Los pronósticos fallaron; el sueco no aceptó el papel de víctima que le aguardaba en la central. Se dedicó a improvisar y terminó desbaratando el guión marcado para convertirse en héroe de la pista Philippe Chatrier, el escenario de los mejores momentos de Nadal y, también, de la mayor sorpresa del año, una salida prematura, aún en octavos.

Si la pregunta es qué pasó para que sucediese el imposible, las respuestas deben mirar a Nadal. No en vano es el número uno y era, hasta la derrota de ayer, el único favorito en París. El problema estuvo en él, sus bolas fueron cortas y no consiguió darles el peso que habitualmente le distingue, caminaba errático sobre la pista, desconocido, lento de piernas. En definitiva, no se pareció a Nadal, no al menos el que hasta ayer habían contemplado los ojos de los parisinos, una y otra vez victorioso, como un martillo de rotundidad histórica. Söderling aprovechó la coyuntura, sacó de lujo y adecuó sus armas ofensivas para hacer sufrir hasta la extenuación al español.

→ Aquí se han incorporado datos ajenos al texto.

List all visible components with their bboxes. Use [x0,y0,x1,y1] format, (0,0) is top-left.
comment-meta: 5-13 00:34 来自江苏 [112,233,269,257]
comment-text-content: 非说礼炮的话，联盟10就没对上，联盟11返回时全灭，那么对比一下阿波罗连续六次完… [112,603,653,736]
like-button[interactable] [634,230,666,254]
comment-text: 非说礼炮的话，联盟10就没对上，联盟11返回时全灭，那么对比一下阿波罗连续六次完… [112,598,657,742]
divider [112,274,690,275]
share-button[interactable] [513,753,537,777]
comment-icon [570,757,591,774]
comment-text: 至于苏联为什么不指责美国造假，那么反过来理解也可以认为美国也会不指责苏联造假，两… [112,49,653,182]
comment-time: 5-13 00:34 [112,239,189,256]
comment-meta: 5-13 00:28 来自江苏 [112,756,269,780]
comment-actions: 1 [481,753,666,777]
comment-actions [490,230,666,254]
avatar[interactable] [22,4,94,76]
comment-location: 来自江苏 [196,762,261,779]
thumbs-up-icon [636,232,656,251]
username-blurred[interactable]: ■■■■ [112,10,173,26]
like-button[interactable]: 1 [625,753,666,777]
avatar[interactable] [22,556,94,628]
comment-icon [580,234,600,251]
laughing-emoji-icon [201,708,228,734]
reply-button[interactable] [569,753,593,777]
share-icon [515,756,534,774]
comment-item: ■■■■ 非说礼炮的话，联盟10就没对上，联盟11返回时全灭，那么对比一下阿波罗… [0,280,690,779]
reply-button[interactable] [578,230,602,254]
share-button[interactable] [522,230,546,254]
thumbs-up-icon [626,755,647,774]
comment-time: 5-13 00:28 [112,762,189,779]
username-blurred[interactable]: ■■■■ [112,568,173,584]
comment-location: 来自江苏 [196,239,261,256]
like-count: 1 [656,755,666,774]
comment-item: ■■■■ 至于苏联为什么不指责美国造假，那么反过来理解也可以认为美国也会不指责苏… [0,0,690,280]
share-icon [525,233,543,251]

El dolor de la derrota es doble, Söderling es uno de los jugadores con los que Nadal mantiene una peor relación en el circuito, una mala sintonía que surgió hace dos años en Wimbledon, tras un maratoniano partido que duró cinco sets y tres días en el que finalmente ganó Nadal. Al terminar el encuentro el sueco arremetió contra las formas en la pista del español, su rencilla pasó a ser parte del panorama del tenis mundial.

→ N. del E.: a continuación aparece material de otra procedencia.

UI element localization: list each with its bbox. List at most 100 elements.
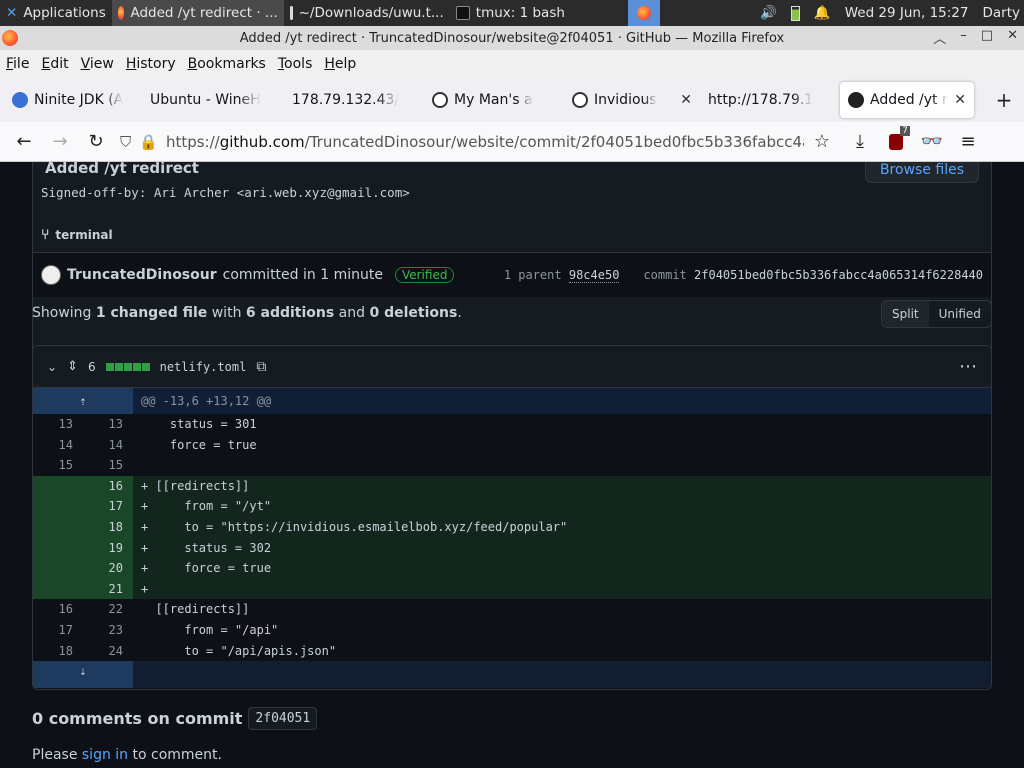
firefox-icon bbox=[636, 6, 651, 20]
committed-time: committed in 1 minute bbox=[222, 267, 383, 283]
old-line-number[interactable] bbox=[33, 537, 83, 559]
ublock-icon[interactable]: 7 bbox=[878, 125, 914, 158]
minimize-icon[interactable]: – bbox=[960, 28, 967, 47]
menu-help[interactable]: Help bbox=[318, 56, 362, 72]
back-arrow-icon[interactable]: ← bbox=[6, 126, 42, 158]
tab-ip-2[interactable]: http://178.79.1 bbox=[700, 82, 840, 118]
shield-icon[interactable]: ⛉ bbox=[120, 133, 131, 151]
reload-icon[interactable]: ↻ bbox=[78, 126, 114, 158]
context-line: 13 13 status = 301 bbox=[33, 414, 991, 435]
notification-bell-icon[interactable]: 🔔 bbox=[814, 5, 831, 21]
code-line: + bbox=[133, 578, 991, 600]
old-line-number[interactable] bbox=[33, 496, 83, 517]
unified-button[interactable]: Unified bbox=[929, 301, 991, 327]
new-line-number[interactable]: 15 bbox=[83, 455, 133, 476]
expand-up-icon[interactable]: ⇡ bbox=[33, 388, 133, 414]
old-line-number[interactable]: 16 bbox=[33, 599, 83, 620]
hunk-header: ⇡ @@ -13,6 +13,12 @@ bbox=[33, 388, 991, 414]
old-line-number[interactable]: 18 bbox=[33, 641, 83, 662]
xfce-icon: ✕ bbox=[6, 5, 18, 21]
applications-menu[interactable]: ✕ Applications bbox=[0, 0, 112, 26]
menu-file[interactable]: File bbox=[0, 56, 35, 72]
parent-sha-link[interactable]: 98c4e50 bbox=[568, 268, 620, 283]
old-line-number[interactable] bbox=[33, 516, 83, 538]
expand-down-icon[interactable]: ⇣ bbox=[33, 661, 133, 689]
volume-icon[interactable]: 🔊 bbox=[760, 5, 777, 21]
file-name-link[interactable]: netlify.toml bbox=[160, 360, 247, 374]
hunk-text: @@ -13,6 +13,12 @@ bbox=[133, 388, 991, 414]
tab-ninite[interactable]: Ninite JDK (A bbox=[4, 82, 142, 118]
task-firefox[interactable]: Added /yt redirect · ... bbox=[111, 0, 284, 26]
new-line-number[interactable]: 24 bbox=[83, 641, 133, 662]
browse-files-button[interactable]: Browse files bbox=[864, 162, 979, 183]
clock[interactable]: Wed 29 Jun, 15:27 bbox=[845, 5, 969, 21]
task-terminal[interactable]: tmux: 1 bash bbox=[450, 0, 620, 26]
more-options-icon[interactable]: ⋯ bbox=[959, 356, 977, 377]
new-line-number[interactable]: 20 bbox=[83, 558, 133, 579]
battery-icon[interactable] bbox=[790, 5, 800, 21]
expand-all-icon[interactable]: ⇕ bbox=[67, 359, 78, 374]
menu-tools[interactable]: Tools bbox=[272, 56, 319, 72]
new-line-number[interactable]: 18 bbox=[83, 516, 133, 538]
old-line-number[interactable]: 15 bbox=[33, 455, 83, 476]
close-tab-icon[interactable]: ✕ bbox=[680, 92, 692, 108]
downloads-icon[interactable]: ⤓ bbox=[842, 126, 878, 158]
sign-in-link[interactable]: sign in bbox=[82, 747, 128, 763]
bookmark-star-icon[interactable]: ☆ bbox=[804, 126, 840, 158]
tab-my-mans[interactable]: My Man's a bbox=[424, 82, 564, 118]
new-line-number[interactable]: 23 bbox=[83, 620, 133, 641]
menu-edit[interactable]: Edit bbox=[35, 56, 74, 72]
branch-label[interactable]: ⑂ terminal bbox=[41, 227, 113, 243]
commit-meta: TruncatedDinosour committed in 1 minute … bbox=[33, 252, 991, 297]
url-bar[interactable]: ⛉ 🔒 https://github.com/TruncatedDinosour… bbox=[114, 126, 804, 158]
tab-label: Invidious bbox=[594, 92, 657, 108]
old-line-number[interactable] bbox=[33, 475, 83, 497]
tab-invidious[interactable]: Invidious ✕ bbox=[564, 82, 700, 118]
tab-github-commit[interactable]: Added /yt re ✕ bbox=[840, 82, 974, 118]
extension-icon[interactable]: 👓 bbox=[914, 126, 950, 158]
new-line-number[interactable]: 14 bbox=[83, 435, 133, 456]
new-line-number[interactable]: 22 bbox=[83, 599, 133, 620]
new-tab-button[interactable]: + bbox=[984, 88, 1024, 112]
copy-icon[interactable]: ⧉ bbox=[256, 359, 266, 375]
menu-history[interactable]: History bbox=[120, 56, 182, 72]
verified-badge[interactable]: Verified bbox=[394, 267, 455, 283]
maximize-icon[interactable]: □ bbox=[981, 28, 993, 47]
new-line-number[interactable]: 16 bbox=[83, 475, 133, 497]
close-tab-icon[interactable]: ✕ bbox=[954, 92, 966, 108]
split-button[interactable]: Split bbox=[882, 301, 929, 327]
forward-arrow-icon[interactable]: → bbox=[42, 126, 78, 158]
added-line: 21 + bbox=[33, 578, 991, 600]
workspace-switcher[interactable] bbox=[627, 0, 660, 26]
old-line-number[interactable] bbox=[33, 578, 83, 600]
tab-ip-1[interactable]: 178.79.132.43/ bbox=[284, 82, 424, 118]
code-line: + [[redirects]] bbox=[133, 475, 991, 497]
new-line-number[interactable]: 17 bbox=[83, 496, 133, 517]
new-line-number[interactable]: 13 bbox=[83, 414, 133, 435]
user-menu[interactable]: Darty bbox=[982, 5, 1020, 21]
firefox-icon bbox=[2, 30, 18, 46]
menu-view[interactable]: View bbox=[75, 56, 120, 72]
close-icon[interactable]: ✕ bbox=[1007, 28, 1018, 47]
old-line-number[interactable] bbox=[33, 558, 83, 579]
task-editor[interactable]: ~/Downloads/uwu.t... bbox=[284, 0, 450, 26]
avatar[interactable] bbox=[41, 265, 61, 285]
old-line-number[interactable]: 17 bbox=[33, 620, 83, 641]
window-title: Added /yt redirect · TruncatedDinosour/w… bbox=[239, 30, 785, 46]
old-line-number[interactable]: 14 bbox=[33, 435, 83, 456]
old-line-number[interactable]: 13 bbox=[33, 414, 83, 435]
author-link[interactable]: TruncatedDinosour bbox=[67, 267, 217, 283]
comments-heading: 0 comments on commit 2f04051 bbox=[32, 707, 318, 730]
branch-name: terminal bbox=[55, 228, 113, 242]
lock-icon[interactable]: 🔒 bbox=[139, 133, 158, 151]
new-line-number[interactable]: 19 bbox=[83, 537, 133, 559]
new-line-number[interactable]: 21 bbox=[83, 578, 133, 600]
changed-files-count[interactable]: 1 changed file bbox=[96, 305, 207, 321]
chevron-up-icon[interactable]: ︿ bbox=[933, 28, 946, 47]
chevron-down-icon[interactable]: ⌄ bbox=[47, 360, 57, 374]
tab-ubuntu-wine[interactable]: Ubuntu - WineH bbox=[142, 82, 284, 118]
menu-bookmarks[interactable]: Bookmarks bbox=[182, 56, 272, 72]
parent-label: 1 parent bbox=[503, 268, 562, 282]
url-scheme: https:// bbox=[165, 132, 220, 151]
hamburger-menu-icon[interactable]: ≡ bbox=[950, 126, 986, 158]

Con la derrota, además, se diluyen algunos sueños más. Ya no habrá Grand Slam, al menos no este año, ni se romperá el récord de títulos consecutivos en Roland Garros que comparte con Borg, uno de los pequeños sueños que tenía el equipo del balear este año. Ahora el cuadro queda huérfano, dispuesto a ser aprovechado por alguno de los tenistas que quedan . Alguno que, antes del partido, no podía soñar con levantar la copa de los mosqueteros.

Tras las derrotas de Nadal y Djokovic la oportunidad parece propicia para Federer. El suizo puede cumplir todos sus sueños de una tacada, ganar en París, su único territorio inexplorado, e igualar a Sampras, pero su tenis en la primera semana tampoco ha dado muestras de que eso vaya a ser fácil.